【有馬記念】ドウデュース担当獣医師が衝撃告白「天皇賞・秋は帰宅部みたいな体」現在は「見事で、言うことがない」仕上がり

現役最後の追い切りに向かうドウデュース(カメラ・高橋 由二)
現役最後の追い切りに向かうドウデュース(カメラ・高橋 由二)

◆第69回有馬記念・G1(12月22日、中山競馬場・芝2500メートル)

 知識と経験、聴診器と手のひら。たったこれだけで、田中智治獣医師は、ドウデュースの状態や体のバランスを見極めてきた。体の数値と、競走馬としての成績は比例しない。「競馬は馬の能力8割、騎手の役割2割と思っていました。30年近く仕事をして、人の能力が5割と思うようになりました」と明かす。人とは、調教をつける助手のこと。「厩舎の特徴も、個々のライダーの特徴も馬に出る」と持論を述べる。

 ドウデュースの馬体は一朝一夕で完成したのではなく、担当の前川助手が日々磨き上げたもの。「前川くんは当たり優しく乗るライダーのはずなのに、彼が乗る馬はちゃんと前から後ろに一つ軸が現れるんです。なぜかお尻までスケベな感じが出るんです(笑)」とユーモアを込めて称賛した。背中の軸がぶれると、必然的にそこからつながる脚先も不安定になる。体幹が強いと、脚元の故障も少なくなるのだ。

 「天皇賞・秋のときは、不安な馬体で送り出したんです。帰宅部みたいな体でした」と衝撃の告白。しかし結果は、上がり3ハロン32秒5と驚異的な末脚を見せての完勝だった。その理由を「前川くんと(武)豊さんのタッチは合うんだろうな」と分析。無駄にエネルギーを消耗させない名手の技術が、前川助手と似ているという。

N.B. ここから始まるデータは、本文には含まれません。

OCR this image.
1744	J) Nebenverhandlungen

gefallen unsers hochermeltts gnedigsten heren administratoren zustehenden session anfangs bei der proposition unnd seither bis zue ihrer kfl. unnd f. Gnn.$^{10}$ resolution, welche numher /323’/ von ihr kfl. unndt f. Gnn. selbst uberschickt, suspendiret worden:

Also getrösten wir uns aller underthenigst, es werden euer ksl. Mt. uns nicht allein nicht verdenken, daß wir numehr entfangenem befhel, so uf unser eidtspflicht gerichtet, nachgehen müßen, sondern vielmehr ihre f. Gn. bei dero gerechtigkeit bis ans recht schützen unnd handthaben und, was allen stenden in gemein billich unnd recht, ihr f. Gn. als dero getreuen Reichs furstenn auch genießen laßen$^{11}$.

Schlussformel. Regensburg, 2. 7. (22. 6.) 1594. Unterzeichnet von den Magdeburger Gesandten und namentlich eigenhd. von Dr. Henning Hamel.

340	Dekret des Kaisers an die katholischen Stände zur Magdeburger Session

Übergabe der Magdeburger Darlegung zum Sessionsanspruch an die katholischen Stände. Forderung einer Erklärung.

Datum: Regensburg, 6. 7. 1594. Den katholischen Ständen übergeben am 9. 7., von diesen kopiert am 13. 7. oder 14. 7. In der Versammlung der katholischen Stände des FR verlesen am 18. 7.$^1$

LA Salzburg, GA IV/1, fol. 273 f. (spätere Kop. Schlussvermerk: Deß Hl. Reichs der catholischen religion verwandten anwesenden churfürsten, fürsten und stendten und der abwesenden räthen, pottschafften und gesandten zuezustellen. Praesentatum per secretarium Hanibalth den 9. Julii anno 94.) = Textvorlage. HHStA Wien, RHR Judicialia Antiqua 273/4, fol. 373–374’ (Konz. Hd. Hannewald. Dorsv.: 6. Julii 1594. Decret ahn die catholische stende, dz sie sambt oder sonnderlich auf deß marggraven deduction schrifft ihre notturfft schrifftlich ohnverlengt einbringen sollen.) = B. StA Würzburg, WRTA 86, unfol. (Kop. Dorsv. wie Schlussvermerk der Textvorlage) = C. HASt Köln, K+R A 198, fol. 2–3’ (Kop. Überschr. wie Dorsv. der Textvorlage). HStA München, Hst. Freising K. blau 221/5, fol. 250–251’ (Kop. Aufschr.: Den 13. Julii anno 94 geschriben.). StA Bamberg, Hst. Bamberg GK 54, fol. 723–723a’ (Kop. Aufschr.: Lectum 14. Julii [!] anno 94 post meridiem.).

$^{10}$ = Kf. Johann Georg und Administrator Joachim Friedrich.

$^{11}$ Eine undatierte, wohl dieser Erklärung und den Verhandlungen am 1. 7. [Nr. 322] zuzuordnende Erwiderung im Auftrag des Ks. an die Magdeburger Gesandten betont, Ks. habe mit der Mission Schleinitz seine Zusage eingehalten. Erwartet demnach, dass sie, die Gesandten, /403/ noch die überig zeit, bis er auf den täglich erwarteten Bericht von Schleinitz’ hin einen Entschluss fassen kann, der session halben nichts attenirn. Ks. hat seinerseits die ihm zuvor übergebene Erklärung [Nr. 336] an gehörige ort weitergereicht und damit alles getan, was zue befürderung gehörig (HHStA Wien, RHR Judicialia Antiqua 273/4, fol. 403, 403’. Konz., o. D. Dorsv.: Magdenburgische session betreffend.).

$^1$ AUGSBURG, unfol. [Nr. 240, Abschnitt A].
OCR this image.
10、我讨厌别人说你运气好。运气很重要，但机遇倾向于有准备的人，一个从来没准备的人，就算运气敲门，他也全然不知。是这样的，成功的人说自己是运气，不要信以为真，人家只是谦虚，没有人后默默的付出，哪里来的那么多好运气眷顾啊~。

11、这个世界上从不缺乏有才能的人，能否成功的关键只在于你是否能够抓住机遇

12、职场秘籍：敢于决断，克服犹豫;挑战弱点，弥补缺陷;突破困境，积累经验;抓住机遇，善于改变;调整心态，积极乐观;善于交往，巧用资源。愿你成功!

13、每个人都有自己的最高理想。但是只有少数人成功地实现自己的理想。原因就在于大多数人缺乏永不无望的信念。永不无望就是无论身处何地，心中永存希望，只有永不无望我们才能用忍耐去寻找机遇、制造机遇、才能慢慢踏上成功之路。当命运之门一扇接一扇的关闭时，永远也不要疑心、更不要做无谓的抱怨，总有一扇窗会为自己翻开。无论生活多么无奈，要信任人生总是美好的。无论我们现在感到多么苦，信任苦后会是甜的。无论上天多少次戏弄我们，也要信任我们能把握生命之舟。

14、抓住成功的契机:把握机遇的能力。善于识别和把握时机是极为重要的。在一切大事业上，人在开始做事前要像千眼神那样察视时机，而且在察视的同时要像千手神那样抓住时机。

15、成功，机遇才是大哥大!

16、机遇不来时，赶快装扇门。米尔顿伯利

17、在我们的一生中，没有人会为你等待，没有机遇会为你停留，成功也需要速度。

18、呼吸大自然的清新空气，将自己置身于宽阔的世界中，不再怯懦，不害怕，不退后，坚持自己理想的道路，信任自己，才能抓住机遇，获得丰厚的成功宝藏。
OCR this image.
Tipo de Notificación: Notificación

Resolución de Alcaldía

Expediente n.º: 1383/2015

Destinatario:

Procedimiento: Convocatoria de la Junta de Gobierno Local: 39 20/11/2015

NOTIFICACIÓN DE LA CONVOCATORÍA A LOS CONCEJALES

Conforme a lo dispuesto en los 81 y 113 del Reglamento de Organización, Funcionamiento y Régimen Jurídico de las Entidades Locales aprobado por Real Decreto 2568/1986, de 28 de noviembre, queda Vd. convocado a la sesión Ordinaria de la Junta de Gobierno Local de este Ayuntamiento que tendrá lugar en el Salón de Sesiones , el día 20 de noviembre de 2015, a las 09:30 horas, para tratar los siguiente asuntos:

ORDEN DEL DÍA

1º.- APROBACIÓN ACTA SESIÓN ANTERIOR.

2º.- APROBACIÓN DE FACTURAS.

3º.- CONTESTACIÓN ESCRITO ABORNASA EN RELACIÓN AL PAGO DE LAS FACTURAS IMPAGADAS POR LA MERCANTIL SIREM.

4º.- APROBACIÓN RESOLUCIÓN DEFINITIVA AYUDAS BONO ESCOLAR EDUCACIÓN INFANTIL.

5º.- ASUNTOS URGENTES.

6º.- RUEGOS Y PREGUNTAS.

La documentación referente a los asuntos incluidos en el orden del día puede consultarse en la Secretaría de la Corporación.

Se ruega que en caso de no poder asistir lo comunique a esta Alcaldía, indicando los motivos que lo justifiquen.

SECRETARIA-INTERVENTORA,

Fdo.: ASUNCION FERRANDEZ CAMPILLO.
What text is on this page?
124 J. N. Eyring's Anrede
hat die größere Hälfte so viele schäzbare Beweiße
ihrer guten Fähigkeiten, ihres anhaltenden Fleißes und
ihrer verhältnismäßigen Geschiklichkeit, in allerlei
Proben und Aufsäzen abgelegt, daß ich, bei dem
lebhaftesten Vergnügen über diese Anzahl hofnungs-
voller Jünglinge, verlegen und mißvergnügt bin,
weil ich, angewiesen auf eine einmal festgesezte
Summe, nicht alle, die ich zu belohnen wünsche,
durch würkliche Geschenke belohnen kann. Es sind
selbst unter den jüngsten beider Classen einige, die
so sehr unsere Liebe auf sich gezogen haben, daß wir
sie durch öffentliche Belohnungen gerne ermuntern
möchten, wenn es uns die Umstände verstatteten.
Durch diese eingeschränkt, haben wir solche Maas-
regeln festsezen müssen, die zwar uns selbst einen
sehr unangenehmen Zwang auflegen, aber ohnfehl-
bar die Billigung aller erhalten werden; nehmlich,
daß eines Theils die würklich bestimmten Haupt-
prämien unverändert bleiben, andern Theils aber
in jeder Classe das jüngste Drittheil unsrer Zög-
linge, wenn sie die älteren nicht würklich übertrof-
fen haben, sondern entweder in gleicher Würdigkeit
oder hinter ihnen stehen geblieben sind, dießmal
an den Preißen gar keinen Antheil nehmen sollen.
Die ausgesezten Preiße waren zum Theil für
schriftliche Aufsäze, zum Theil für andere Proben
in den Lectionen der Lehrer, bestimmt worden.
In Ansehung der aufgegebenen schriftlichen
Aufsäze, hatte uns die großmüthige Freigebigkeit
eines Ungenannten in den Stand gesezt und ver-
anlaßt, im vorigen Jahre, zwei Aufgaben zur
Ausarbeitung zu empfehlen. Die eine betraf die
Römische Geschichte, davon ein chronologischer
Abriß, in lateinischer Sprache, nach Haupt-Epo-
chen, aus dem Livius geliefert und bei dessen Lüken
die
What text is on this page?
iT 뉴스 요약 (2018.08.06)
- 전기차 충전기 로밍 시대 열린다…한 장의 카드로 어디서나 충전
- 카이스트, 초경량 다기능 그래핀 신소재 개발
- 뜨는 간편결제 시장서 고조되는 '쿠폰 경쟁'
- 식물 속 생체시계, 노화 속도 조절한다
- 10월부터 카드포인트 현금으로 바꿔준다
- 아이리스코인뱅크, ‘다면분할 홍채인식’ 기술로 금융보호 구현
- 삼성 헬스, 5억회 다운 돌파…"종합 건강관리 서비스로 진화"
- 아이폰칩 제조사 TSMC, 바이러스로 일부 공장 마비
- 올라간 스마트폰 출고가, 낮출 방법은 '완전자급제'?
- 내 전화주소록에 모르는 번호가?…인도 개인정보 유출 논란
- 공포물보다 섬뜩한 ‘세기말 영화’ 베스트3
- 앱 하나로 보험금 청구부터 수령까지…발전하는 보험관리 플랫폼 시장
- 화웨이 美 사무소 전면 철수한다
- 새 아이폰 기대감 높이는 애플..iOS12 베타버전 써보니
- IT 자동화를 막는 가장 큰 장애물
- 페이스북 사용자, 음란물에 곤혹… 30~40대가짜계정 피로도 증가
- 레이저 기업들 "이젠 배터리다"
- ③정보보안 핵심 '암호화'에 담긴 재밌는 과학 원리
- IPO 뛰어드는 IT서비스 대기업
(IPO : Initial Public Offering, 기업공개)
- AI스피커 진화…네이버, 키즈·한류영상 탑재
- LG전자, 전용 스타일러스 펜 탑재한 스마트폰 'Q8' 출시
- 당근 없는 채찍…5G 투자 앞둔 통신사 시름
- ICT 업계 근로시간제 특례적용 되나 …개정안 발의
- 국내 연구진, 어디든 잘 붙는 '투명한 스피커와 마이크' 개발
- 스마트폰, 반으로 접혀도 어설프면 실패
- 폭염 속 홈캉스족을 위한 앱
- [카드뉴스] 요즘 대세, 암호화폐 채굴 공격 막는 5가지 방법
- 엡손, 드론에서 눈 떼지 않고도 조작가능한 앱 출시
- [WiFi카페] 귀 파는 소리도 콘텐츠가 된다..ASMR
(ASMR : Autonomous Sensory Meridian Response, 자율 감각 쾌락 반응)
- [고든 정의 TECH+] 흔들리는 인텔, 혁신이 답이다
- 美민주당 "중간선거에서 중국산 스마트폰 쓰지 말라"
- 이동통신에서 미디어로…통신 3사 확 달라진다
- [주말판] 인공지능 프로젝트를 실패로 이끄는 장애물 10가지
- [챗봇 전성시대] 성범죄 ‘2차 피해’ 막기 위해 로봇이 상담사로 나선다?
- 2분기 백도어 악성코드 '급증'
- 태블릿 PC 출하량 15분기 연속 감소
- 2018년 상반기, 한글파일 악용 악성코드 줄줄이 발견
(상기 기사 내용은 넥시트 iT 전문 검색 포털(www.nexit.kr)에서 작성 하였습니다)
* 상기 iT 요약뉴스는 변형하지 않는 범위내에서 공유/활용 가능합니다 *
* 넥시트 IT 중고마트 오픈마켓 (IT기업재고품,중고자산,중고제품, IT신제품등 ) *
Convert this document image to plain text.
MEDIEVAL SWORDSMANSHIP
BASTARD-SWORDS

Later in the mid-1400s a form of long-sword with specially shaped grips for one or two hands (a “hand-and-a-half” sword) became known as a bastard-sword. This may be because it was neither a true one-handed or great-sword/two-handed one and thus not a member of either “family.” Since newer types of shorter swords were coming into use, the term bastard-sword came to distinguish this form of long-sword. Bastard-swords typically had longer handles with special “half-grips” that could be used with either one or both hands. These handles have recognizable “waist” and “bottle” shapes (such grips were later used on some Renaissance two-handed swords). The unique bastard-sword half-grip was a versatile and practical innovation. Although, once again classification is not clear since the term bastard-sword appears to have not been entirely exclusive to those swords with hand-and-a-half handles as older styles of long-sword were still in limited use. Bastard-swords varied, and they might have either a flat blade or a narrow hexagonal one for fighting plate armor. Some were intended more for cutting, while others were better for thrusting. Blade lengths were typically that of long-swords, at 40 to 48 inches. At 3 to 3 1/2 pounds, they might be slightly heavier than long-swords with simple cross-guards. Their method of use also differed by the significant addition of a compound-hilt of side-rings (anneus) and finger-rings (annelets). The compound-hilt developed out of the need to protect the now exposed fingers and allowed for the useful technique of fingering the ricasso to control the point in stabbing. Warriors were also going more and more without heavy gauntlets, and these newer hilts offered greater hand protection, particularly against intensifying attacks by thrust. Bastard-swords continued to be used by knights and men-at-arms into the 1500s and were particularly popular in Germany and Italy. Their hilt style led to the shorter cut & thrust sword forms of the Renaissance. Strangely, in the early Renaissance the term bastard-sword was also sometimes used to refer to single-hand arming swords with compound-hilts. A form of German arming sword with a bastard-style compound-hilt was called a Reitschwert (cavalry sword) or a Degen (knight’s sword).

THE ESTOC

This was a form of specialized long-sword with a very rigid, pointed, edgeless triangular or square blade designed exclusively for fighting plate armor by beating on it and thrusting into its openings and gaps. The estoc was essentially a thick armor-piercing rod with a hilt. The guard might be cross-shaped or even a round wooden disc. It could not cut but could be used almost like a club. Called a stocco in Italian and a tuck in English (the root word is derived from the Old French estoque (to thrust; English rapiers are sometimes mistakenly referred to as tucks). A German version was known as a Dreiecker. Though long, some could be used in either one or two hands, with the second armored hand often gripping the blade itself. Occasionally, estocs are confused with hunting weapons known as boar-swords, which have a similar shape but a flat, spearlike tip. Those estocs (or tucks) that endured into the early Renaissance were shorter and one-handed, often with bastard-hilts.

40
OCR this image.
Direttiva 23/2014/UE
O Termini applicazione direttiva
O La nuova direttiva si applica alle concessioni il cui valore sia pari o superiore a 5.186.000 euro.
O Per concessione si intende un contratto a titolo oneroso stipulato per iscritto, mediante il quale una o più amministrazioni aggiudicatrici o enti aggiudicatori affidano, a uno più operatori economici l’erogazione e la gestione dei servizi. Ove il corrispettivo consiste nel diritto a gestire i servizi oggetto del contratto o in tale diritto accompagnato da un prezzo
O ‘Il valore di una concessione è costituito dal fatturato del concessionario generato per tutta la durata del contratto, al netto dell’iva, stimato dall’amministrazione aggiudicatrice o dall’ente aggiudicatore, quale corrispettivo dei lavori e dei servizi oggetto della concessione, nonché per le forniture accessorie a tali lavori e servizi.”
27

 田中獣医師は連闘推奨派。競馬場で走った後の方が、癖や特徴がはっきりと筋肉に現れ、“競馬仕様”の馬体を維持できるとの見解だ。「天皇賞・秋の後に馬体を触って、『このまますぐ乗って』と思ったんです」。通常ならレース後の数日は引き運動のみ。ドウデュースが3日後から乗り出したのは、この後押しもあった。

 有馬記念を控えたドウデュースは「見事で、言うことがない。本当に仕上がっています」。2走前の帰宅部モードとはうって変わった。「あとはファンの前で、あのキラキラした舞台で一生懸命走ってほしいです」。ドクターも、熱い声援を送っている。(水納 愛美)

ドウデュースを診察する田中獣医師(右)(手前は前川助手)
ドウデュースを診察する田中獣医師(右)(手前は前川助手)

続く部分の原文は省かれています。